USACO section1.4.1
1.
4. 官方代码
因为只有4个方块,所以枚举每个方块的选择顺序和放置方向(横放还是纵放),放置方式只有题目给出的6中基本模式,分别算出不同模式下最小的面积,更新最优解。
第4、5个在本质上其实是一样。如图,不同模式对应的最小面积如下:
设w1,w2,w3,w4表示4个方块的横长,h1,h2,h3,h4表示4个方块的纵长。w,h表示最小。
1:w=w1+w2+w3+w4;h=max(h1,h2,h3,h4)
2:w=max(w1+w2+w3,w4);h=max(h1,h2,h3)+h4
3:w=max(w1+w2,w3)+w4;h=max(h1+h3,h2+h3,h4)
4:w=w1+w2+max(w3,w4);h=max(h1,h3+h4,h2)
5:h=max(h1+h3,h2+h4)
对于w,我们细分为如下四种形式:
(1):h3>=h2+h4;w=max(w1,w3+w2,w3+w4)
(2):h3>h4 and h3<h2+h4;w=max(w1+w2,w2+w3,w3+w4)
(3):h4>h3 and h4<h1+h3;w=max(w1+w2,w1+w4,w3+w4)
(4):h4>=h1+h3;w=max(w2,w1+w4,w3+w4)
*:h3=h4(图中没画);w=max(w1+w2,w3+w4)
用一个数组记录最优解,最后排序输出即可。
2. 这道题真很恶心,枚举,中间还要用到dfs。还有六种情况。很复杂,直接读别人的解体报告,但是两个递归函数还是不是很明白,但是知道这个函数是做什么的,为什么会这么写还是不懂。。。等以后有时间还是要做这道题。
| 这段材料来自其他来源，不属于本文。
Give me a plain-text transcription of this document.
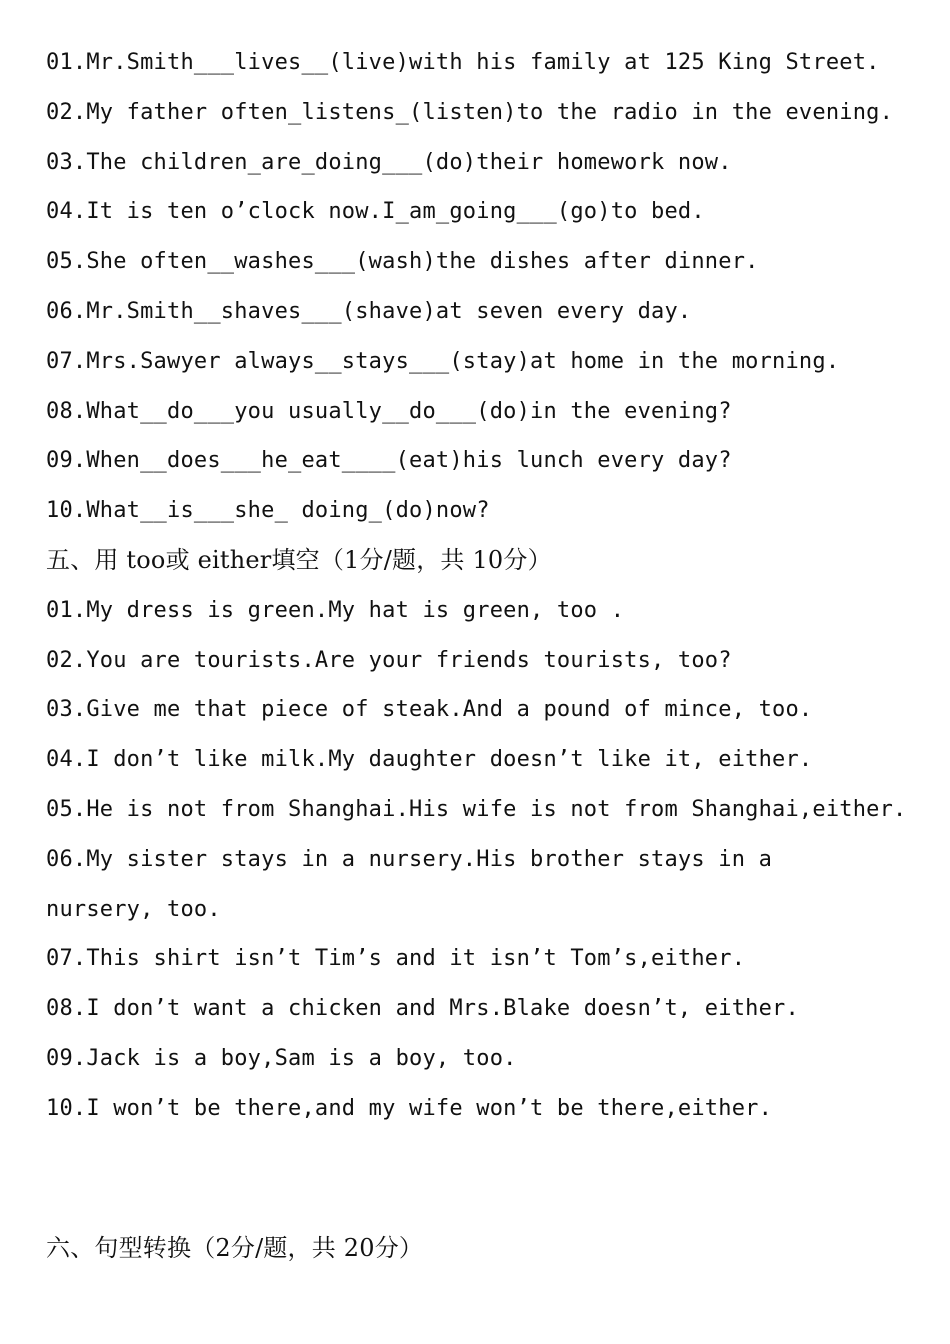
01.Mr.Smith___lives__(live)with his family at 125 King Street.
02.My father often_listens_(listen)to the radio in the evening.
03.The children_are_doing___(do)their homework now.
04.It is ten o’clock now.I_am_going___(go)to bed.
05.She often__washes___(wash)the dishes after dinner.
06.Mr.Smith__shaves___(shave)at seven every day.
07.Mrs.Sawyer always__stays___(stay)at home in the morning.
08.What__do___you usually__do___(do)in the evening?
09.When__does___he_eat____(eat)his lunch every day?
10.What__is___she_ doing_(do)now?
五、用 too或 either填空（1分/题，共 10分）
01.My dress is green.My hat is green, too .
02.You are tourists.Are your friends tourists, too?
03.Give me that piece of steak.And a pound of mince, too.
04.I don’t like milk.My daughter doesn’t like it, either.
05.He is not from Shanghai.His wife is not from Shanghai,either.
06.My sister stays in a nursery.His brother stays in a
nursery, too.
07.This shirt isn’t Tim’s and it isn’t Tom’s,either.
08.I don’t want a chicken and Mrs.Blake doesn’t, either.
09.Jack is a boy,Sam is a boy, too.
10.I won’t be there,and my wife won’t be there,either.
六、句型转换（2分/题，共 20分）
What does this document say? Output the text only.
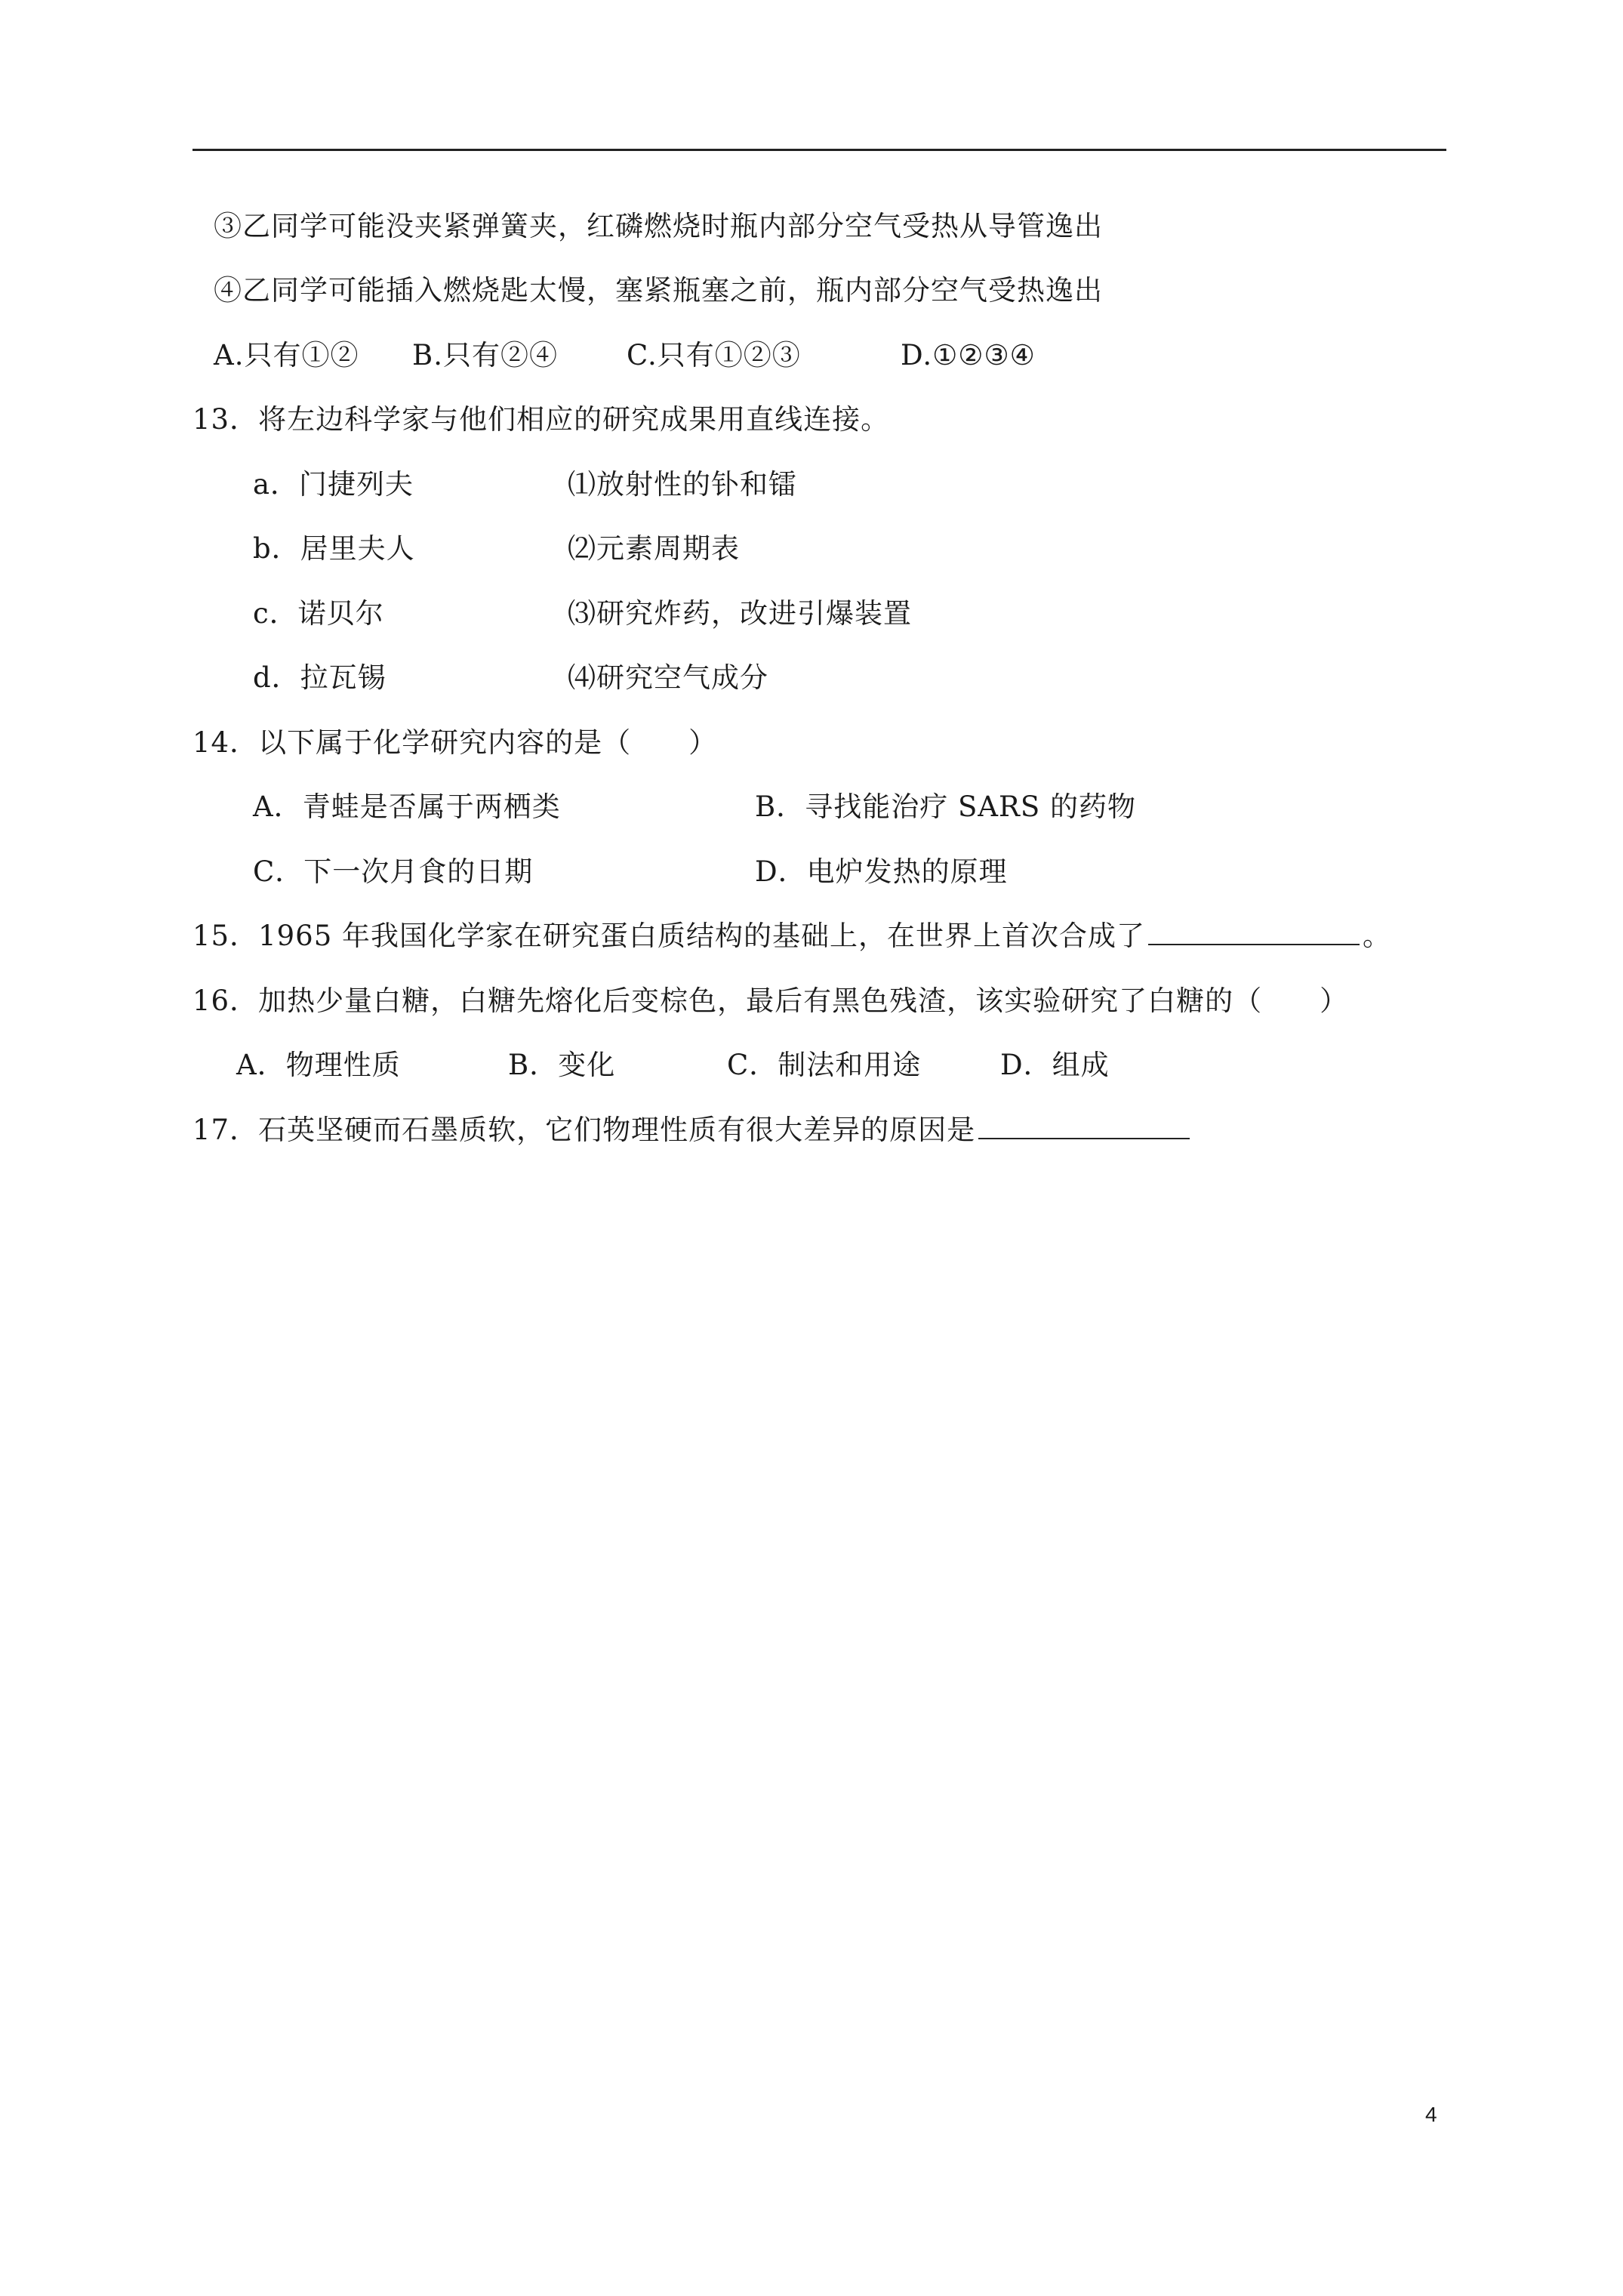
③乙同学可能没夹紧弹簧夹，红磷燃烧时瓶内部分空气受热从导管逸出
④乙同学可能插入燃烧匙太慢，塞紧瓶塞之前，瓶内部分空气受热逸出
A.只有①② B.只有②④ C.只有①②③	D.①②③④
13．将左边科学家与他们相应的研究成果用直线连接。
a．门捷列夫	⑴放射性的钋和镭
b．居里夫人	⑵元素周期表
c．诺贝尔	⑶研究炸药，改进引爆装置
d．拉瓦锡	⑷研究空气成分
14．以下属于化学研究内容的是（　　）
A．青蛙是否属于两栖类	B．寻找能治疗 SARS 的药物
C．下一次月食的日期	D．电炉发热的原理
15．1965 年我国化学家在研究蛋白质结构的基础上，在世界上首次合成了	。
16．加热少量白糖，白糖先熔化后变棕色，最后有黑色残渣，该实验研究了白糖的（　　）
A．物理性质	B．变化	C．制法和用途	D．组成
17．石英坚硬而石墨质软，它们物理性质有很大差异的原因是
4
3. 我的代码(其实是看的官方代码,然后自己写出来的。。。。),原来写的函数总是出错,后来索性重新写了一遍,把错误的也放在上边了
/*
ID: dollar4
PROG: packrec
LANG: C++
*/
#include <iostream>
#include <fstream>
#include <string>
#include <algorithm>
#include <cstring>
using namespace std;
//define const int INT_MAX = 10000;
struct Node
{
int x, y;
} node[4],rec;
int rst[101], rstm = 10000;
void record()
{
int m = rec.x * rec.y;
if (m < rstm)
{
rstm = m;
memset(rst, 0, sizeof(rst));
}
if (m == rstm)
{
rst[min(rec.x, rec.y)] = 1;
}
}
/*void calculate()
{
int i;
rec.x = 0;
rec.y = 0;
for (i = 0; i < 4; i++)
{
rec.x += node[i].x;
if (rec.y < node[i].y)
rec.y = node[i].y;
}
record();
rec.x = 0;
rec.y = 0;
rec.x = node[0].x + node[1].x + node[2].x;
if (rec.x < node[3].x)
rec.x = node[3].x;
for (i = 0; i < 3; i++)
{
if (rec.y < node[i].y)
rec.y = node[i].y;
}
rec.y += node[4].y;
record();
rec.x = 0;
rec.y = 0;
rec.x = node[0].x + node[1].x;
if (rec.x < node[2].x)
rec.x = node[2].x;
rec.x += node[3].x;
int temp = node[1].y + node[0].y;
rec.y = node[2].y + node[1].y;
if (temp > rec.y)
rec.y = temp;
if (rec.y < node[3].y)
rec.y = node[3].y;
record();
rec.y = 0;
rec.x = 0;
rec.x = node[0].x + node[1].x + max(node[3].x, node[2].x);
rec.y = max(max(node[2].y + node[3].y, node[1].y), node[0].y);
record();
rec.x = 0;
rec.y = 0;
rec.y = max(node[0].y + node[2].y, node[1].y + node[3].y);
if (node[2].y >= node[1].y + node[3].y)
rec.x = max(node[0].x, max(node[2].x + node[1].x, node[2].x + node[3].x));
if (node[2].y > node[3].y && node[2].y < node[1].y + node[3].y)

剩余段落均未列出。